Separate but equal has a totally different connotation in our household. We view it as a positive approach to our parenting and we have just placed it into practice. Before both boys were born, my husband and I had long dreamy conversations about the ways in which we would raise our children. Of course, we would be perfect parents. We would do everything with forethought and proper planning. We would be structured but flexible, firm but loving. One specific idea we had was that we would each spend loads of quality time with each child individually, making sure we were attentive to both kids equally, ensuring that all needs were met and all voices were heard.
And then life set in and all those hours of quality one-on-one time, not to mention the hopes of perfect parenting, were lost in the shuffle of reality's demands. I, as the mom and the primary parent at home, got lots of one-on-one time with the boys but the quality was sometimes poor. There is limited quality when you are just trying to get homework done, dinner made, activities attended and a little bit of enjoyment squeezed in as well. My husband got less time as a whole with the boys. Most of his family time was quality time but with all of us together. The notion of quality individual time spent with each boy was still a dreamy plan unfulfilled.

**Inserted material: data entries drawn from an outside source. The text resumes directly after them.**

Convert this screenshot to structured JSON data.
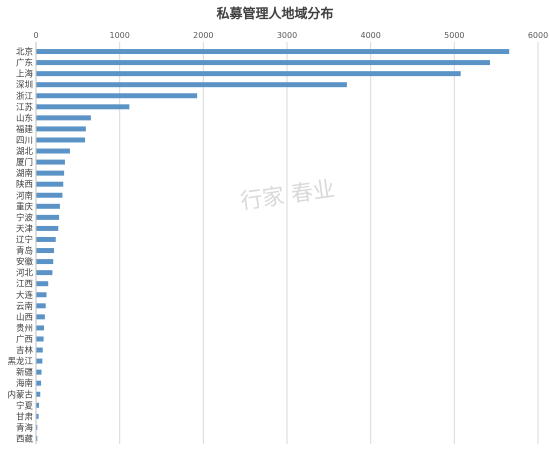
{
  "chart_data": {
    "type": "bar",
    "orientation": "horizontal",
    "title": "私募管理人地域分布",
    "categories": [
      "北京",
      "广东",
      "上海",
      "深圳",
      "浙江",
      "江苏",
      "山东",
      "福建",
      "四川",
      "湖北",
      "厦门",
      "湖南",
      "陕西",
      "河南",
      "重庆",
      "宁波",
      "天津",
      "辽宁",
      "青岛",
      "安徽",
      "河北",
      "江西",
      "大连",
      "云南",
      "山西",
      "贵州",
      "广西",
      "吉林",
      "黑龙江",
      "新疆",
      "海南",
      "内蒙古",
      "宁夏",
      "甘肃",
      "青海",
      "西藏"
    ],
    "values": [
      5650,
      5420,
      5070,
      3710,
      1920,
      1110,
      650,
      590,
      580,
      400,
      340,
      330,
      320,
      310,
      280,
      270,
      260,
      230,
      210,
      200,
      190,
      140,
      120,
      110,
      100,
      90,
      85,
      75,
      70,
      60,
      55,
      45,
      30,
      25,
      8,
      4
    ],
    "xlim": [
      0,
      6000
    ],
    "xticks": [
      0,
      1000,
      2000,
      3000,
      4000,
      5000,
      6000
    ],
    "xtick_labels": [
      "0",
      "1000",
      "2000",
      "3000",
      "4000",
      "5000",
      "6000"
    ],
    "xaxis_position": "top",
    "grid": true,
    "bar_color": "#5b93c7",
    "watermark": "行家 春业"
  }
}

We realize this and decided to add action to that plan. Thus the Separate But Equal Dinner Out was born. This past Friday night I took Leonardo out to dinner, while my husband went out to dinner with Helios. The boys got to choose their restaurants and both got one parent's undivided attention throughout the meal. The conversation was good and subtly different from when the whole family is together. No great secrets were uncovered or any surprising revelations revealed. But I think the boys both enjoyed the one on one time. I know I did. And so did my husband.

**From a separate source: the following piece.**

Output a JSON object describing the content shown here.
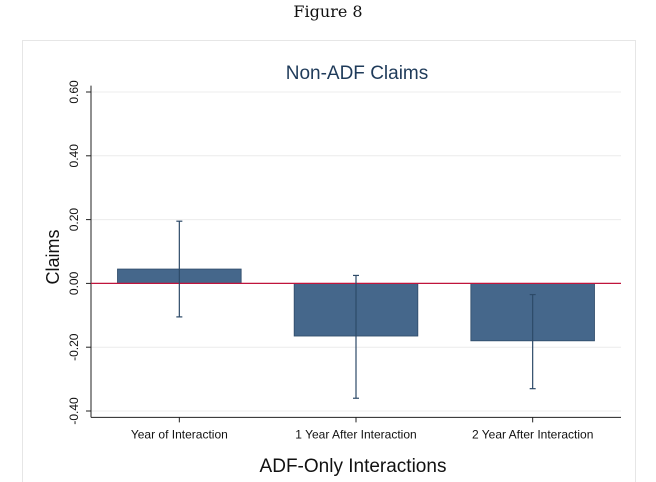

We plan to do this at some frequency, rotating kid and parent combinations each time. Over time, the boys will get their deserved separate but equal time with each of us. Oh, and we parents benefit from this special time with each boy too.
SBE is not to be confused with FFF (Forced Family Fun) which is another family doctrine. Although I recognize there is the chance that as the boys navigate the teen years, they may view SBE and FFF as one in the same. Family time during the teen years is usually deemed forced by someone at some point, right?